La fin du leadership américain

L’Europe cherche à se protéger du chaos qui menace l’Amérique en créant sa propre zone financière, explique Franck Biancheri. Entretien.

Crise mondiale — crise financière


L’interview
L’Europe cherche à se protéger du chaos qui menace l’Amérique en créant sa propre zone financière, explique Franck Biancheri. Entretien.
- Depuis quand, vous-même et votre équipe, annoncez une catastrophe financière planétaire ?
- Cela fait neuf mois que nous avons identifié cette période du second semestre 2011 comme étant décisive pour la dette européenne et la dette américaine.
- Ce sont pourtant deux phénomènes distincts…
-Absolument. Nous avons expliqué qu’à notre avis la dette européenne allait être réglée. Même un défaut de paiement partiel ne concerne que les institutions financières et pas l’économie réelle. Il en va autrement pour la dette américaine.
- Obama n’évoque-t-il pas « la fin du monde » ?
- Ce n’est pas la fin du monde mais la fin de « leur » monde. C’est bien pourquoi il y a, depuis un an et demi, cette tentative qui sert les intérêts anglo-saxons de Wall Street et de la City, d’attirer les regards sur la dette européenne pour faire diversion sur le problème américain et britannique.
- C’est-à-dire ?
- Ce qui se passe sur la zone euro n’est que l’une des conséquences de ce phénomène. Et, en même temps, il l’accélère. La création du Fonds de stabilisation financière, les emprunts européens, notamment, montrent que la zone euro sort des marchés financiers qui sont traditionnellement anglo-saxons. Les Européens sont en train de prendre le contrôle de leurs propres finances. Cela rend fou les Américains. Ils perdent le leadership mondial. Les Chinois vendent leurs bons du trésor américain pour acheter de la dette européenne.
- Pourquoi vendent-ils ?
- Parce que la question est de savoir combien de temps encore, en termes de semaines ou de mois, le mythe de la sécurité des bons du trésor américain va tenir. Il est clair qu’il n’y aura aucun accord satisfaisant sur le plafond de la dette américaine.
- Que va-t-il se passer ?
- Il y aura un compromis à court terme. Mais la situation est devenue intenable. Les agences de notation menacent de baisser la note américaine. C’était impensable il y a un an et demi ! Elles exigent un énorme plan de réduction des dépenses. Du jamais vu !

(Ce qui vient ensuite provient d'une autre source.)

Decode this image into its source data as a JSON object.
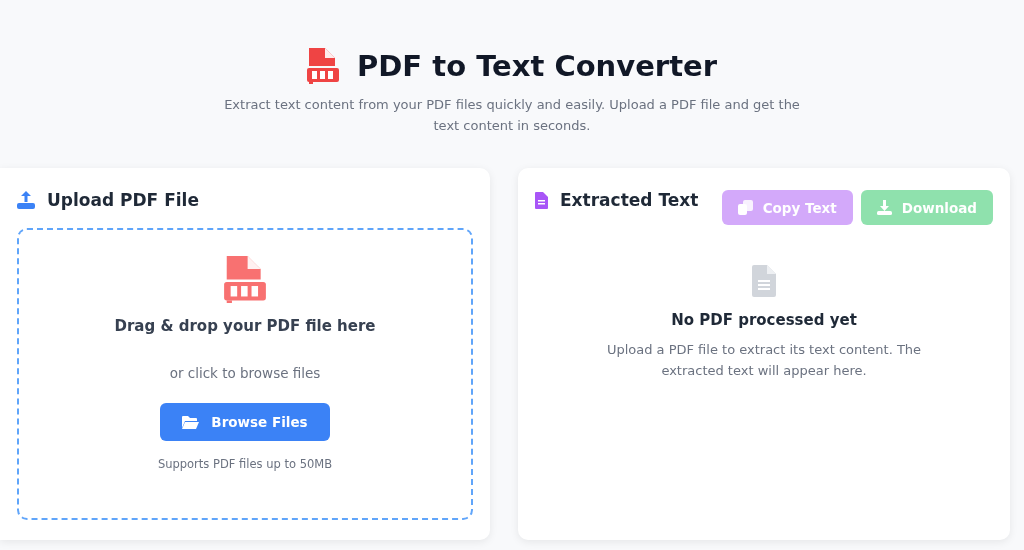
{
  "header": {
    "title": "PDF to Text Converter",
    "subtitle": "Extract text content from your PDF files quickly and easily. Upload a PDF file and get the text content in seconds."
  },
  "upload_panel": {
    "title": "Upload PDF File",
    "dropzone": {
      "heading": "Drag & drop your PDF file here",
      "hint": "or click to browse files",
      "button": "Browse Files",
      "note": "Supports PDF files up to 50MB"
    }
  },
  "result_panel": {
    "title": "Extracted Text",
    "buttons": [
      {
        "kind": "copy",
        "label": "Copy Text",
        "disabled": true
      },
      {
        "kind": "download",
        "label": "Download",
        "disabled": true
      }
    ],
    "empty_state": {
      "heading": "No PDF processed yet",
      "message": "Upload a PDF file to extract its text content. The extracted text will appear here."
    }
  }
}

- En quoi est-ce si gênant ?
- Les bons du trésor américain sont depuis 1945 le socle sur lequel repose tout le système financier mondial. Et encore plus depuis 1971 et la fin de l’étalon or. Dès lors qu’il y a une dégradation de la note américaine, le plancher de l’ensemble du système financier mondial s’effondre. Tous les actifs gagés autour des bons du trésor américain, c’est-à-dire 70 ou 80 % de la planète financière, est entraînée vers le bas : les bourses s’effondrent, les 15.000 milliards d’actifs fantômes partent en fumée…

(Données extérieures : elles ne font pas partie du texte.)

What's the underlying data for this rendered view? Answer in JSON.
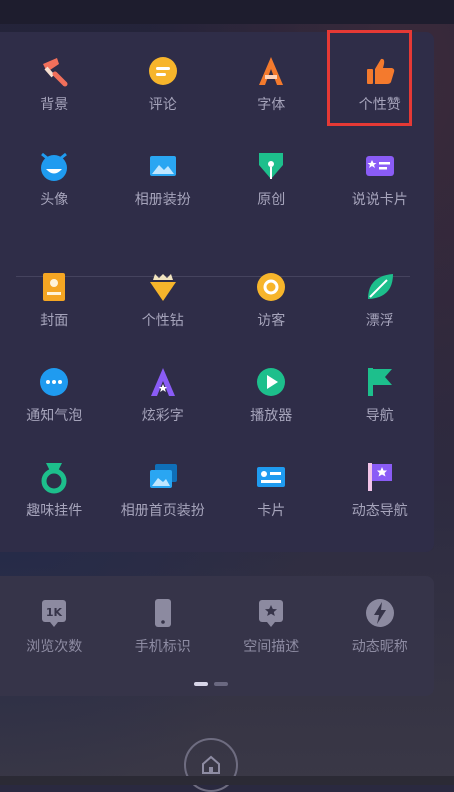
{
  "section1": [
    {
      "label": "背景",
      "icon": "brush-icon",
      "color": "#f2705b"
    },
    {
      "label": "评论",
      "icon": "comment-icon",
      "color": "#f7b52b"
    },
    {
      "label": "字体",
      "icon": "font-icon",
      "color": "#f47a2d"
    },
    {
      "label": "个性赞",
      "icon": "thumbs-up-icon",
      "color": "#f47a2d"
    },
    {
      "label": "头像",
      "icon": "avatar-icon",
      "color": "#1f9bf0"
    },
    {
      "label": "相册装扮",
      "icon": "album-icon",
      "color": "#2aa6f2"
    },
    {
      "label": "原创",
      "icon": "pen-nib-icon",
      "color": "#1dbf8c"
    },
    {
      "label": "说说卡片",
      "icon": "card-icon",
      "color": "#8a5cf6"
    }
  ],
  "section2": [
    {
      "label": "封面",
      "icon": "cover-icon",
      "color": "#f5a623"
    },
    {
      "label": "个性钻",
      "icon": "diamond-icon",
      "color": "#f7b52b"
    },
    {
      "label": "访客",
      "icon": "visitor-icon",
      "color": "#f7b52b"
    },
    {
      "label": "漂浮",
      "icon": "leaf-icon",
      "color": "#1dbf8c"
    },
    {
      "label": "通知气泡",
      "icon": "bubble-icon",
      "color": "#1f9bf0"
    },
    {
      "label": "炫彩字",
      "icon": "letter-a-icon",
      "color": "#8a5cf6"
    },
    {
      "label": "播放器",
      "icon": "play-icon",
      "color": "#1dbf8c"
    },
    {
      "label": "导航",
      "icon": "flag-icon",
      "color": "#1dbf8c"
    },
    {
      "label": "趣味挂件",
      "icon": "medal-icon",
      "color": "#1dbf8c"
    },
    {
      "label": "相册首页装扮",
      "icon": "album-stack-icon",
      "color": "#2aa6f2"
    },
    {
      "label": "卡片",
      "icon": "id-card-icon",
      "color": "#1f9bf0"
    },
    {
      "label": "动态导航",
      "icon": "star-flag-icon",
      "color": "#8a5cf6"
    }
  ],
  "section3": [
    {
      "label": "浏览次数",
      "icon": "views-1k-icon",
      "badge": "1K",
      "color": "#8c8aa0"
    },
    {
      "label": "手机标识",
      "icon": "phone-icon",
      "color": "#8c8aa0"
    },
    {
      "label": "空间描述",
      "icon": "star-badge-icon",
      "color": "#8c8aa0"
    },
    {
      "label": "动态昵称",
      "icon": "lightning-icon",
      "color": "#8c8aa0"
    }
  ]
}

- Et l’Europe dans tout ça ?
- L’Europe cherche à se protéger du chaos qui menace. Elle construit des digues face au tsunami qui arrive en isolant autant que possible la zone euro et ses financements publics des marchés mondiaux, essentiellement anglo-saxons. Car les décideurs de la Banque centrale européenne et des Etats savent qu’une espèce d’explosion atomique se prépare. Cela pousse tout le monde du côté de l’Euroland, Russes et Chinois en particulier. Tous les pays dont les réserves ou les supports financiers sont basés sur les bons du trésor américain vont être ravagés par le choc.